民主労総は最低賃金法の実効性の確保に向けて△監督強化のための専担勤労監督官制度の導入及び名誉勤労監督官運営△懲罰的損害賠償制度、常習最低賃金違反事業場の処罰強化△、最低賃金違反申告の簡素化、最低賃金遵守イプジュン責任を労働者で使用者に転換△最低賃金未払い賃金労働部、前払い、後代位権行使など、制度の見直し△公共部門の最低賃金遵守対策の提示など法制度改善を行わなければならないと主張した。
(「労働と世界」より)

朝鮮半島通信

▲大韓民国(以下、韓国)の宋永武国防相は2月20日、延期していたアメリカと韓国による合同軍事演習の実施時期を、「3月中に発表する」と述べた。
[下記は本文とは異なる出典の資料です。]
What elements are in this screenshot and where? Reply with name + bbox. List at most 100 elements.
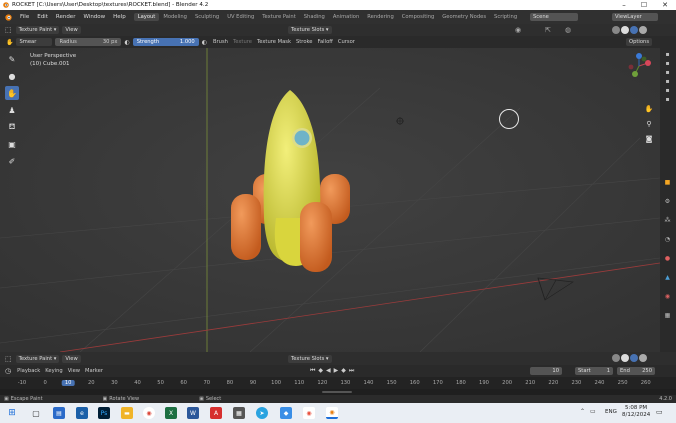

合同軍事演習については2月19日、朝鮮民主主義人民共和国(以下、朝鮮)の労働新聞が「情勢を激化させる戦争狂信者たちの挑発行為」と題する個人名の論評で、「アメリカ政府は、韓国との軍事演習の実施により、南北朝鮮の改善に向かっている関係にダメージを与えるだろう」「再び核実験を行うことになる」と警告している。
▲韓国統一省は2月22日、朝鮮が平昌冬季五輪の閉会式に対韓国政策を統括する朝鮮労働党の金英哲中央委員会副委員長・統一戦線部長を派遣すると通知してきたことを明らかにした。
▲産経新聞元ソウル支局長が記事で韓国の朴槿恵大統領(当時)の名誉を傷つけたとして罪に問われた裁判を巡り、ソウル中央地裁は20日までに、韓国政府に対して、無罪判決を受けた元支局長に刑事補償金700万ウォンを支払うよう命じた。
▲ソウル東部地検「ダース捜査チーム」は2月19日、
中間捜査結果を発表した。中間捜査結果は、李元大統領一家の秘密資金造成が「2008年2〜3月まで続いていたことを確認した」としている。